Chapter 18 recapitulates much of the previous material in discussing explosives by chemical class and several newly covered compounds are included. Thermobaric explosives, mixtures of fuels and oxidizer (usually air) are described in Chapter 19. Eco-friendly explosives are described in Chapter 20. Pollution resulting from manufacture as well as use must be considered. Use in civilian applications is especially important in functions including blasting, and firearms. Minimizing the use of lead in any form is more beneficial, including use of copper-coated bullets or tungsten-based bullets (which unfortunately are more expensive). Military and civilian use of TNT will continue because it’s cheap although it has been described as a potential carcinogen. High-energy rocket fuels bring their own list of essential criteria (including pollution) and are discussed in Chapter 21.
Lest the reader come to think that the only uses of explosives are for the military (or civilian blasting), Chapter 22 discusses explosives in the home. The very interesting chemistry and history of phosphorus is discussed and answers questions like “how do safety matches work” and “what is in the paper roll caps used in cap guns”. Red phosphorus is quite stable but is easily converted to white phosphorus which is quite shock sensitive and self-ignites in air. Match manufacture is discussed in detail. Carbide cannons, party poppers, and toy rockets are also described.

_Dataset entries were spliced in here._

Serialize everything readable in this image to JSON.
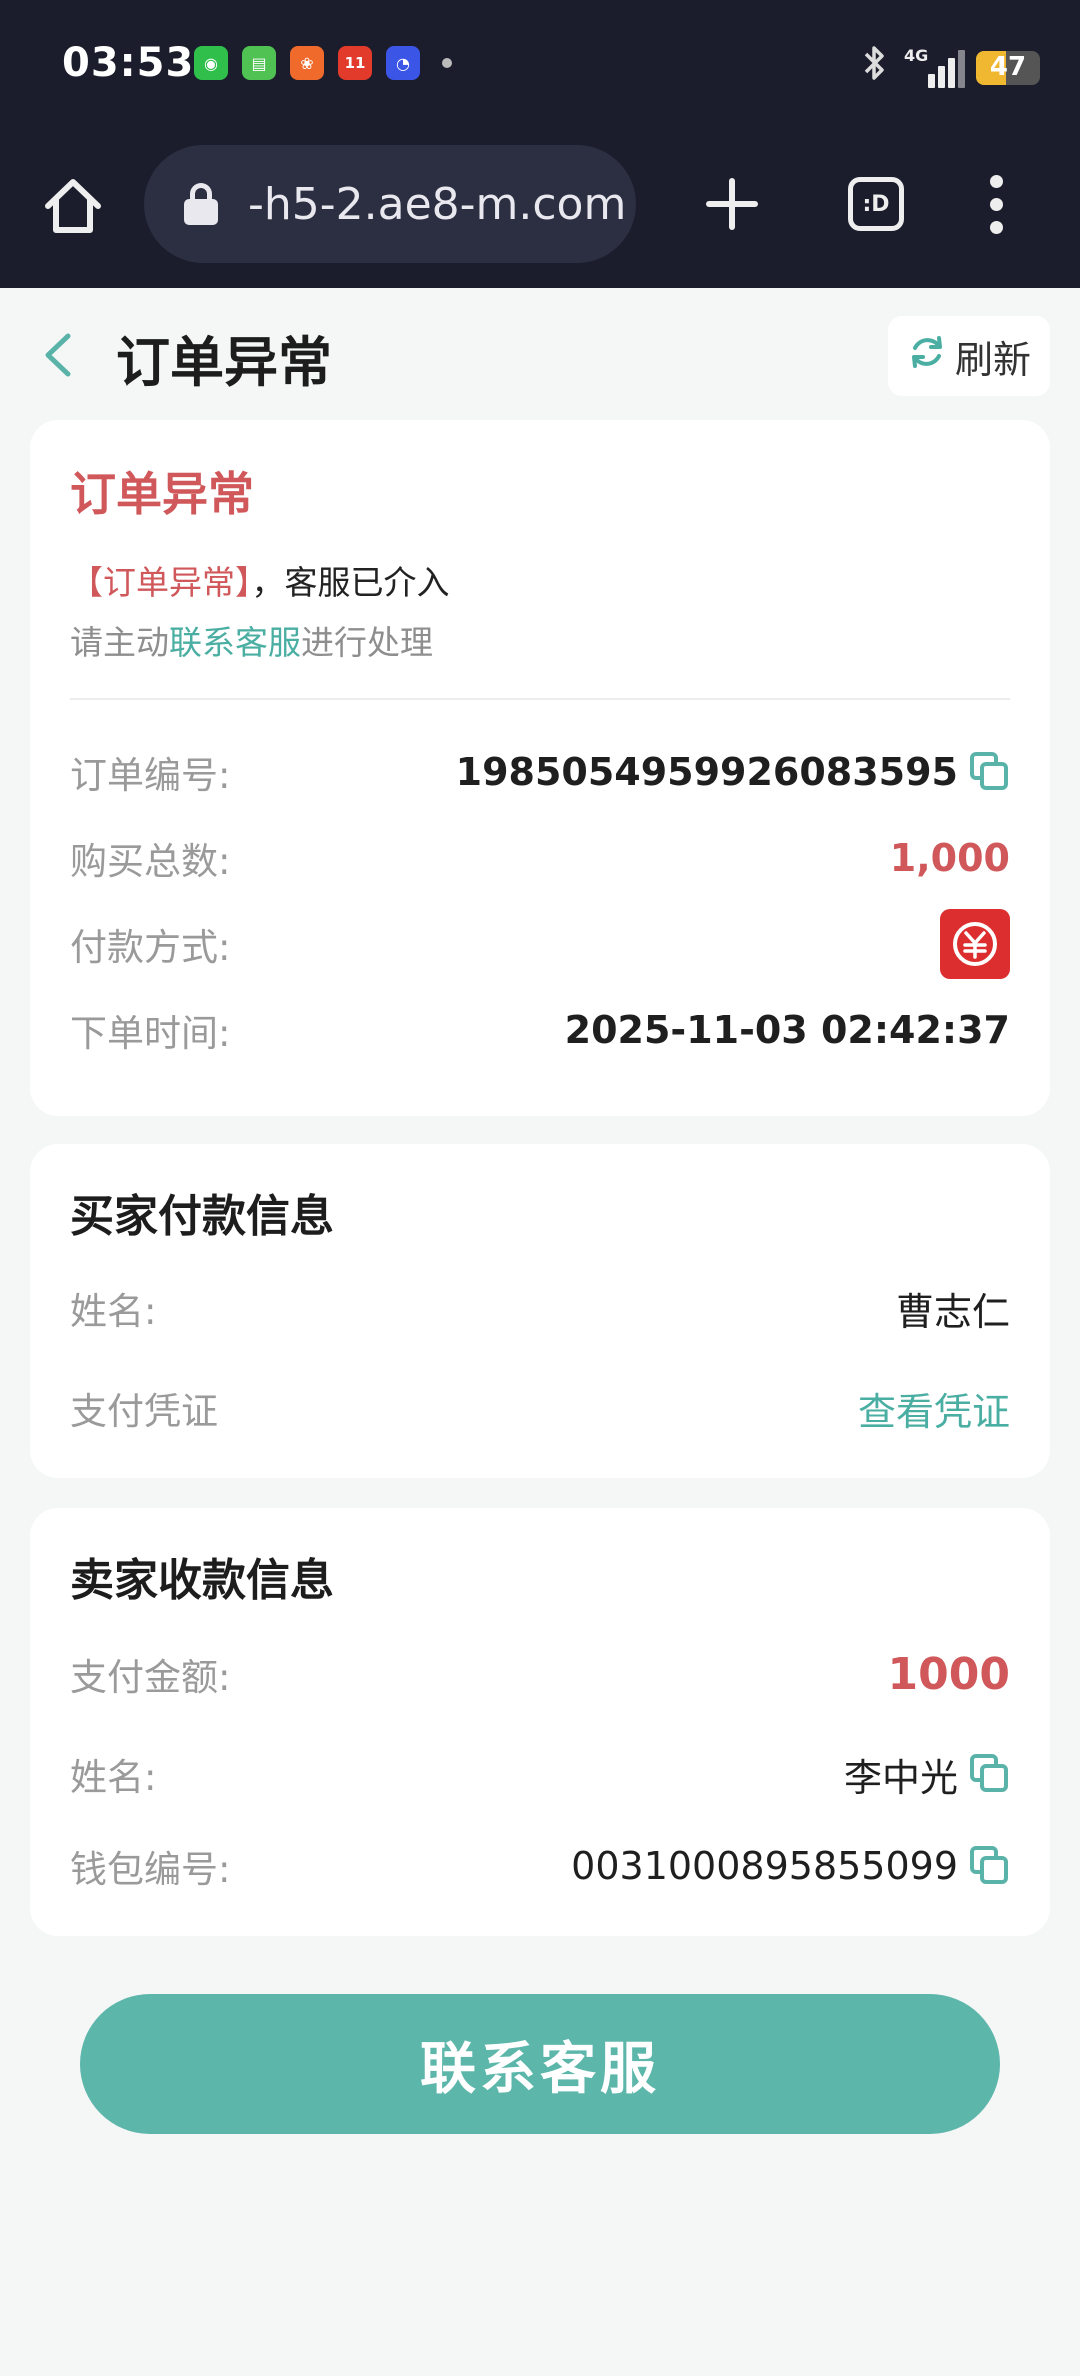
{
  "status_bar": {
    "time": "03:53",
    "apps": [
      {
        "icon": "wechat-icon",
        "color": "#2fbf4a",
        "glyph": "◉"
      },
      {
        "icon": "messages-icon",
        "color": "#4fc253",
        "glyph": "▤"
      },
      {
        "icon": "app-orange-icon",
        "color": "#f06a2c",
        "glyph": "❀"
      },
      {
        "icon": "double11-icon",
        "color": "#e23b2b",
        "glyph": "11"
      },
      {
        "icon": "qq-icon",
        "color": "#3b55e6",
        "glyph": "◔"
      }
    ],
    "network": "4G",
    "battery": "47"
  },
  "browser": {
    "url": "-h5-2.ae8-m.com",
    "tabs_label": ":D"
  },
  "header": {
    "title": "订单异常",
    "refresh_label": "刷新"
  },
  "order": {
    "status_title": "订单异常",
    "status_highlight": "【订单异常】",
    "status_text": "，客服已介入",
    "hint_prefix": "请主动",
    "hint_link": "联系客服",
    "hint_suffix": "进行处理",
    "rows": {
      "order_no_label": "订单编号:",
      "order_no": "1985054959926083595",
      "total_label": "购买总数:",
      "total": "1,000",
      "pay_method_label": "付款方式:",
      "time_label": "下单时间:",
      "time": "2025-11-03 02:42:37"
    }
  },
  "buyer": {
    "title": "买家付款信息",
    "name_label": "姓名:",
    "name": "曹志仁",
    "proof_label": "支付凭证",
    "proof_link": "查看凭证"
  },
  "seller": {
    "title": "卖家收款信息",
    "amount_label": "支付金额:",
    "amount": "1000",
    "name_label": "姓名:",
    "name": "李中光",
    "wallet_label": "钱包编号:",
    "wallet": "0031000895855099"
  },
  "contact_button": "联系客服",
  "colors": {
    "accent": "#5cb6aa",
    "danger": "#d0575a",
    "topbar": "#1b1d2c"
  }
}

The blend of the history of explosives and world history in general would probably be more of interest to a general audience. The chemistry, especially the structure/property relationships discussed and chemical energetics, makes this book a valuable supplementary resource for chemistry classes and pedagogy at advanced high school and college levels. Offered at a reasonable price, this book is a must read for many chemical educators.